Lets check out the results now with the addition of the tags being added.

So anyone who is familiar enough with Ansible, will understand why the recap says ok=6 and changed=4. However quickly for those who are not.

Last post I pointed out that Ansible has very helpful default position when pushing any changes, Ansible effectively will unless instructed otherwise not overwrite current configuration. This is why at the recap it says ok=6 and changed=4. If you look closely at the detailed log of what was changed, you will see only the key pairs that are new were deployed. Great stuff Ansible!

What this means in a production environment effectively is that we could use the same playbook again and it will just update all these objects and groups by adding the tag and not have them (address objects and address object groups) overwritten or replaced.
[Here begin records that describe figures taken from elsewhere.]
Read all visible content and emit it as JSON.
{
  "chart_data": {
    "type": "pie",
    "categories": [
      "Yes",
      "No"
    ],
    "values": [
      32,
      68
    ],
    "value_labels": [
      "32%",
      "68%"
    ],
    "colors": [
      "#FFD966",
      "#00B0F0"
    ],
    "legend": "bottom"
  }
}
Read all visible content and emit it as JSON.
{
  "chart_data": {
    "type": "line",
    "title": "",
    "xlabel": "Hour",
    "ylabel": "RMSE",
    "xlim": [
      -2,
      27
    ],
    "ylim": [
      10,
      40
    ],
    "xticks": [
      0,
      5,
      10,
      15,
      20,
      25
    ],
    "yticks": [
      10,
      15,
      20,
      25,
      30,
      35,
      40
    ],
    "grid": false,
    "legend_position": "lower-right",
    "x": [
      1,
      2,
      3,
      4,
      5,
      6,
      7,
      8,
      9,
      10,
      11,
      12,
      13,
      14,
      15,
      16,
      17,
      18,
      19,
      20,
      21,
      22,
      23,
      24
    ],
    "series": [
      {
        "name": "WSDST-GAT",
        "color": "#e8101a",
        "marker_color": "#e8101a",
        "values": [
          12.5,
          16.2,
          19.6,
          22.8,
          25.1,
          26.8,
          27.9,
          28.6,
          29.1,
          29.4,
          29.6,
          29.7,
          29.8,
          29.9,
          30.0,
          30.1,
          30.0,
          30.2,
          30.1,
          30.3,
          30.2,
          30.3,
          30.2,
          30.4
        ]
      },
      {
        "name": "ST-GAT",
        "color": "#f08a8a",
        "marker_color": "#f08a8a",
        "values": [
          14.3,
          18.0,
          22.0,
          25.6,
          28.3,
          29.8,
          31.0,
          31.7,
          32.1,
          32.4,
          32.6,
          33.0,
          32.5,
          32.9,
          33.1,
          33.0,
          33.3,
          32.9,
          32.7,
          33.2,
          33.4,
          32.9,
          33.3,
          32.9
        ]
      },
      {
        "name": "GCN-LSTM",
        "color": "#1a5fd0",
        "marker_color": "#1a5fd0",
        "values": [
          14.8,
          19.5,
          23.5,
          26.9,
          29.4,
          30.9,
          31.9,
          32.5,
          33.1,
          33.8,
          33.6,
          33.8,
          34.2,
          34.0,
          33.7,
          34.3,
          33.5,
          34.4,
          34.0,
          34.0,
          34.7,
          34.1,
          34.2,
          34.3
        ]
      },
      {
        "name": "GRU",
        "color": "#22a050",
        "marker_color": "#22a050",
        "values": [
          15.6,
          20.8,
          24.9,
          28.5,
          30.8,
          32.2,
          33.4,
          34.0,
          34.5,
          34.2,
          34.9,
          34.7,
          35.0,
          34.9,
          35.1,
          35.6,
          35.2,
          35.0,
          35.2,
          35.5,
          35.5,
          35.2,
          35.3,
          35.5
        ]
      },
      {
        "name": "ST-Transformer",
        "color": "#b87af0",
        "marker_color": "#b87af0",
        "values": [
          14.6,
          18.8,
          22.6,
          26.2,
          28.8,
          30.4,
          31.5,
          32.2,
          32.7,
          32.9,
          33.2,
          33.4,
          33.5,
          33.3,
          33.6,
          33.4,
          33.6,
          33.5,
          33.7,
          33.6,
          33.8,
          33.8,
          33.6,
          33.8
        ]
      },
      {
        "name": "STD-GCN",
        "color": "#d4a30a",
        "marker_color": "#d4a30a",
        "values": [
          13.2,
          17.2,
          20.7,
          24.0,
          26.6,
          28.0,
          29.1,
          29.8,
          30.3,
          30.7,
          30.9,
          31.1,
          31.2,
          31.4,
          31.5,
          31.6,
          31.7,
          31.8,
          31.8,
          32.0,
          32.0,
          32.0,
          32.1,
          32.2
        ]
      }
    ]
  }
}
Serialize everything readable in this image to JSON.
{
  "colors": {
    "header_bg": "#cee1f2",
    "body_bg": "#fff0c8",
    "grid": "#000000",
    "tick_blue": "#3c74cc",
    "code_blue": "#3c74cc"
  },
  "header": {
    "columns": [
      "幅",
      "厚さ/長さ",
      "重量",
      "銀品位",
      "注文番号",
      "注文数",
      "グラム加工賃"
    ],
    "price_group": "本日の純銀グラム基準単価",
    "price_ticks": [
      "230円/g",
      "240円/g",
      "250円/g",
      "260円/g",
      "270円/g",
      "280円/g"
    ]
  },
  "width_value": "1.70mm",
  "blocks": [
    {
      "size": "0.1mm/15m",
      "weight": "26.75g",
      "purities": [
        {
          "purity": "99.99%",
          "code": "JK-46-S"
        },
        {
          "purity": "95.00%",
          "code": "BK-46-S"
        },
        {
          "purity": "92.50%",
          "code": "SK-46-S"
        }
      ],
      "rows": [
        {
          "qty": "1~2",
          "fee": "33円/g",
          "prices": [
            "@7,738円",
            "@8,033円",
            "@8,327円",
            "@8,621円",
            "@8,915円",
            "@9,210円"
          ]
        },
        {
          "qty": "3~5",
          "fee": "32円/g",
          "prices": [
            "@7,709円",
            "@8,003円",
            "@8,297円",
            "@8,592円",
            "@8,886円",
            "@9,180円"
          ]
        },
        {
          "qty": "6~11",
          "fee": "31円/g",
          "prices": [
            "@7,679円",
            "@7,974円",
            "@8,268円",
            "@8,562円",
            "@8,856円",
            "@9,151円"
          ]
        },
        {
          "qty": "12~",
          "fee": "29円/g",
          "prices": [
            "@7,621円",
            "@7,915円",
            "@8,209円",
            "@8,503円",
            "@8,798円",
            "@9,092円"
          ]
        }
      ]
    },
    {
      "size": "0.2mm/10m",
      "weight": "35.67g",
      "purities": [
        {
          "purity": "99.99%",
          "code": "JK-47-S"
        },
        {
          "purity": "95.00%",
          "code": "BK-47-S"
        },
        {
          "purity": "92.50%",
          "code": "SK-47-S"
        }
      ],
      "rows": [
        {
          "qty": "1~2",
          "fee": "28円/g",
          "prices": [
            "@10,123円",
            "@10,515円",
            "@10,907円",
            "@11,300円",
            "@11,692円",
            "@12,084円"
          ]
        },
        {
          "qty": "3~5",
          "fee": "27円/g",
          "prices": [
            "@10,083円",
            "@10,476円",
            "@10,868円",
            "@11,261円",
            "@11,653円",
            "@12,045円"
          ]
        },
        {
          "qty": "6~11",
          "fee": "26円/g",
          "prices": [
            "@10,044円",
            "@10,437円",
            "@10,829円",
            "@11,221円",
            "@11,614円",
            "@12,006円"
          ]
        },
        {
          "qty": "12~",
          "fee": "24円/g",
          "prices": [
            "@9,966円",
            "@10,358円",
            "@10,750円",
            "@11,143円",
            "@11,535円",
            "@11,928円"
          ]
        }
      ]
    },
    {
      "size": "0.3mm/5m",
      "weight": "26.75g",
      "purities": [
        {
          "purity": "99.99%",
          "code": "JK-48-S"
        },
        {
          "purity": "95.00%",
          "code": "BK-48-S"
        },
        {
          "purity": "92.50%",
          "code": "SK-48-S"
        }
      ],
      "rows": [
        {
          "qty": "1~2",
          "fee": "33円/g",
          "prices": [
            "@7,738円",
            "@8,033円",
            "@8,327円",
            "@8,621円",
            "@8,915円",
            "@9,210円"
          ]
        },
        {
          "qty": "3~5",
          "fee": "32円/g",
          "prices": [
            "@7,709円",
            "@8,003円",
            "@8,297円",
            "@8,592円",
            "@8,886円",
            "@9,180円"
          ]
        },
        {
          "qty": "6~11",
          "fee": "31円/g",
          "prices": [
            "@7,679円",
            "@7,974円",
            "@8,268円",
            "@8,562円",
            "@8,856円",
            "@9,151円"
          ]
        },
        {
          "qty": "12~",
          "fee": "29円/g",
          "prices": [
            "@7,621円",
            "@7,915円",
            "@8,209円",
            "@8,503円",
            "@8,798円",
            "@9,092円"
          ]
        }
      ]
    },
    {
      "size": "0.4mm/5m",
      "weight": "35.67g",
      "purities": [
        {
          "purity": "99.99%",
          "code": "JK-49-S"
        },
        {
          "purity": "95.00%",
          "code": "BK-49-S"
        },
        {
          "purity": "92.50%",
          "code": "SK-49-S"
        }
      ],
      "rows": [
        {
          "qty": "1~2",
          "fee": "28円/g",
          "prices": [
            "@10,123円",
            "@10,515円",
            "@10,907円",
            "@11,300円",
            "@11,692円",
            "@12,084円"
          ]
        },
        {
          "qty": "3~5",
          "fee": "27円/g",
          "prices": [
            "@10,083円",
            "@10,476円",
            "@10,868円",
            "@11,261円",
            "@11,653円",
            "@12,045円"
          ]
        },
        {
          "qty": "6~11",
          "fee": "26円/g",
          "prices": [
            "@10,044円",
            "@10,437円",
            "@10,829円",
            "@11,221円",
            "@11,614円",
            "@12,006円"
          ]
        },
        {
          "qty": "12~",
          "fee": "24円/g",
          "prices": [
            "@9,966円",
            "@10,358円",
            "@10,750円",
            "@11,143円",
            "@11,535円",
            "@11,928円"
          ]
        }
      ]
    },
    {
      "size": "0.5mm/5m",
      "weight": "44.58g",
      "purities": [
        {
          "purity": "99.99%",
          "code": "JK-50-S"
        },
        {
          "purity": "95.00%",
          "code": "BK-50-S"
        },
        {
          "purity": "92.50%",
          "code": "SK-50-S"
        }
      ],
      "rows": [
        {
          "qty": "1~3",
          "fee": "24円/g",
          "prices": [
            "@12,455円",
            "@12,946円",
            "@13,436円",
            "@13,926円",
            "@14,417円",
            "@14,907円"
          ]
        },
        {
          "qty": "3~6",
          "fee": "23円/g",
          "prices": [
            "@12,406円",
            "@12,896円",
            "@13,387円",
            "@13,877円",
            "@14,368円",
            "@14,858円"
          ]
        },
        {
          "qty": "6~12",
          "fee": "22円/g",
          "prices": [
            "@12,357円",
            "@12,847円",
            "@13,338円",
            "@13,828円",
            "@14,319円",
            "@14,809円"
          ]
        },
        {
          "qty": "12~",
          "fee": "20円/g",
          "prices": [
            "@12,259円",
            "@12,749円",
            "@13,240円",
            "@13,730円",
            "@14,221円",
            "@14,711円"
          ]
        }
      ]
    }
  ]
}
Lets check it out on the Palo to confirm everything is as Ansible is saying.

Huzzah, everything worked beautifully and was actually all very easy. Now I could easily scale all this and quickly deploy 100’s of address objects, group them and tag them. At that stage, I would probably stop using static address groups and probably move to dynamic address groups which give me some built in device automation and flexibility. But more on that later when I get to showing you guys how I do this at scale and then move onto CSV!

Hope you all have a great rest of your week and learn lots, God bless!